How will Gen AI introduce benefits and risks in cloud security in 2025?

One set of predictions by a market research and tech advisory firm has enumerated three potential benefits and two broad risks

How will developments in generative AI (GenAI) technology influence cloud security and infrastructure innovations in 2025? According to a Dec 2024 report by Forrester analysts, on the horizon are unprecedented change and innovation to cloud security: including but not limited to cloud infrastructure-native and third-party security solutions and software-as-a-service (SaaS) app security. 
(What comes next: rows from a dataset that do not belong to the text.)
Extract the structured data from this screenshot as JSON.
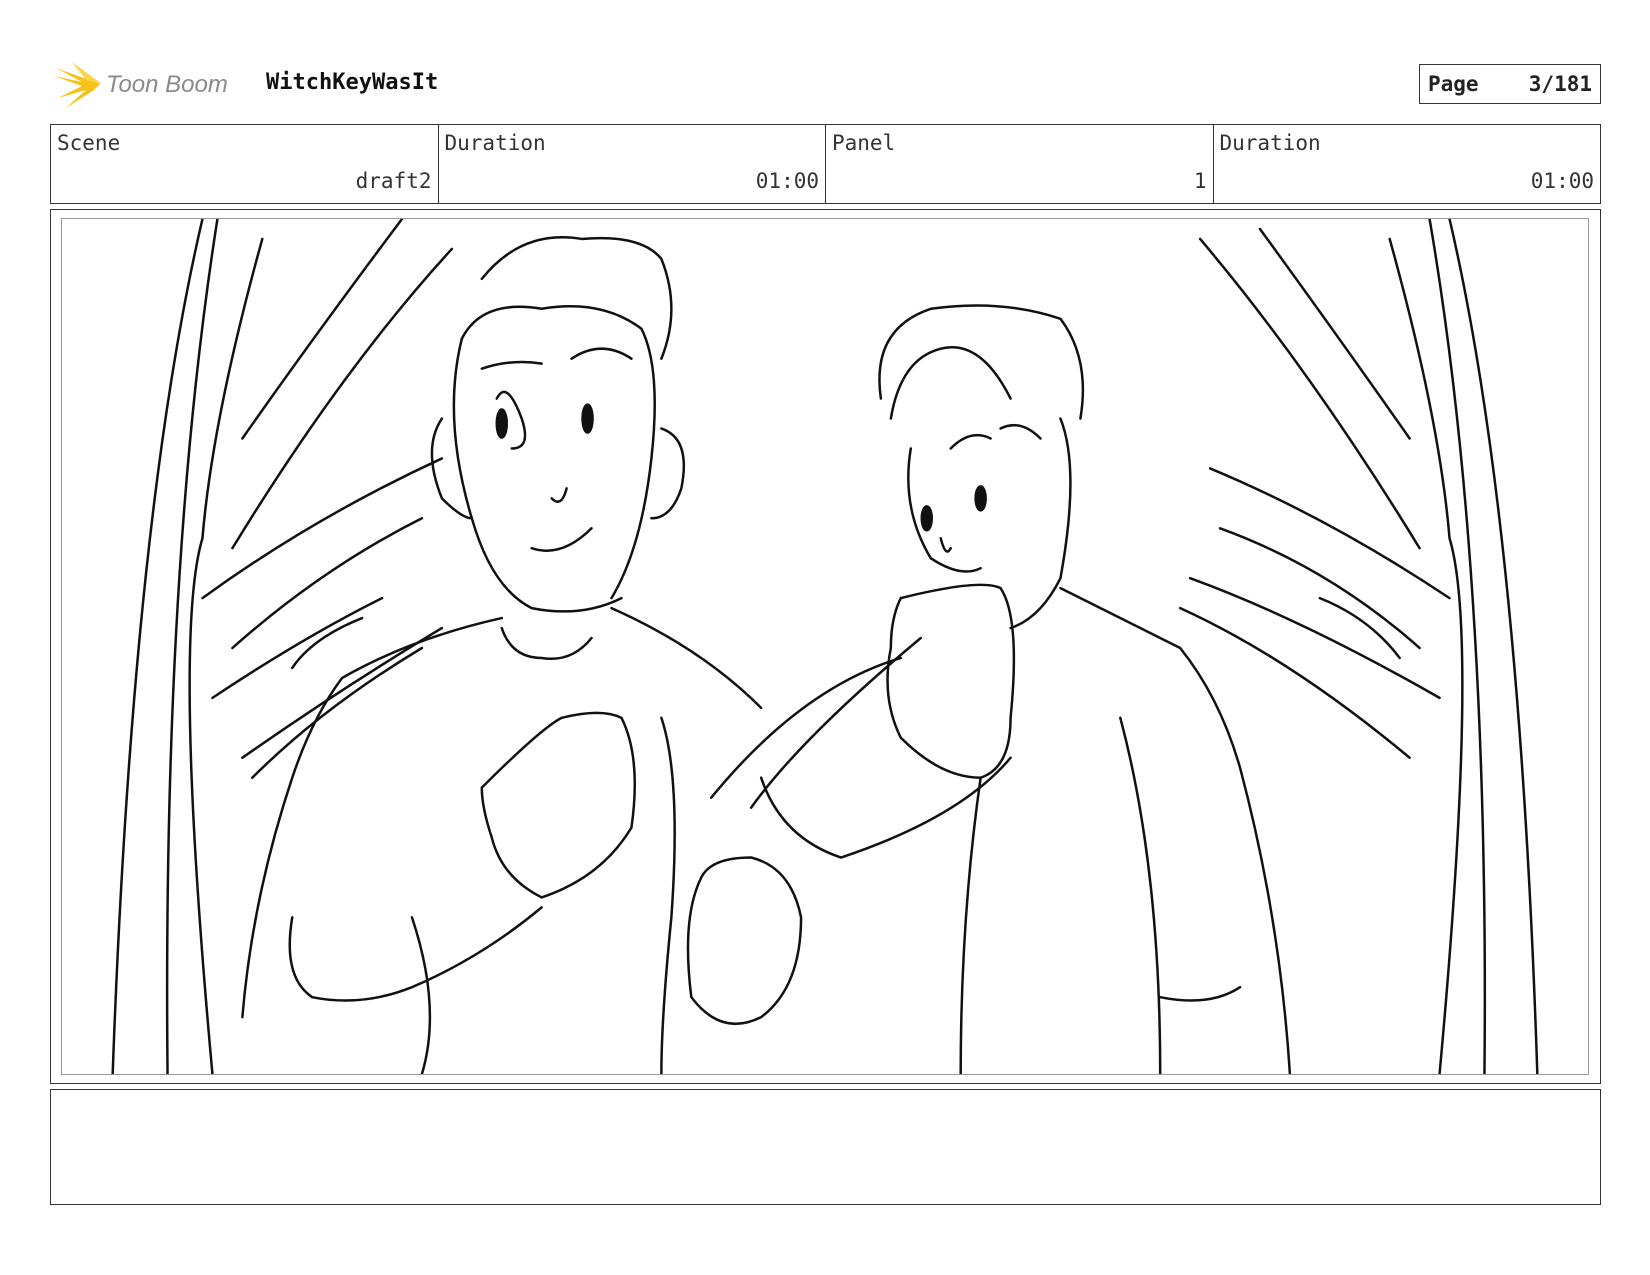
{
  "header": {
    "logo_text": "Toon Boom",
    "project_title": "WitchKeyWasIt",
    "page_label": "Page",
    "page_value": "3/181"
  },
  "info": {
    "scene_label": "Scene",
    "scene_value": "draft2",
    "scene_duration_label": "Duration",
    "scene_duration_value": "01:00",
    "panel_label": "Panel",
    "panel_value": "1",
    "panel_duration_label": "Duration",
    "panel_duration_value": "01:00"
  },
  "notes": {
    "text": ""
  },
  "colors": {
    "logo_star": "#f6c21a",
    "logo_text": "#8a8a8a"
  }
}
In terms of cybersecurity benefits, GenAI is predicted to be used to address several shortcomings of heritage cloud security solutions, including limited input signals for detection and response; expensive threat detection and response labor; and exposure to regulatory fines and sanctions. GenAI algorithms will be applied to identity and access management, security analytics, security information and event management, and fraud management (deepfake detection). Large Language Models will be used to power AI agents/copilots; Large Transaction Models will be deployed for threat detection; and generative adversarial networks will be used to fight cybercriminals’ abuse of GenAI. 

To improve the visibility, security, and operational efficiency of cloud infrastructure platforms in 2025, Cloud Workload Security solution providers will incorporate GenAI for threat detection at the cloud infrastructure policy layer; remediation and ongoing policy recommendations; report query capture and response generation; network policy generation; and threat detection at the guest operating system, among others techniques.  

Finally, as Software-as-a-Service (SaaS) configurations become more complex and interconnected, human insight and traditional rules-based methods for detecting cloud risk losing effectiveness. Forrester analysts predict that GenAI will be used to boost cloud security in shadow- and sanctioned- SaaS application detection and risk assessment; data security posture management enhancements; and copilots for policy management, investigation, and reporting.  

On the flip side, operationalization of GenAI is also predicted to pose risks In cloud security in 2025, including those involving governance and explainability issues, including difficulties in governing GenAI models; enforcement of intellectual property and privacy protections; explainability; and algorithmic model poisoning and exploitation.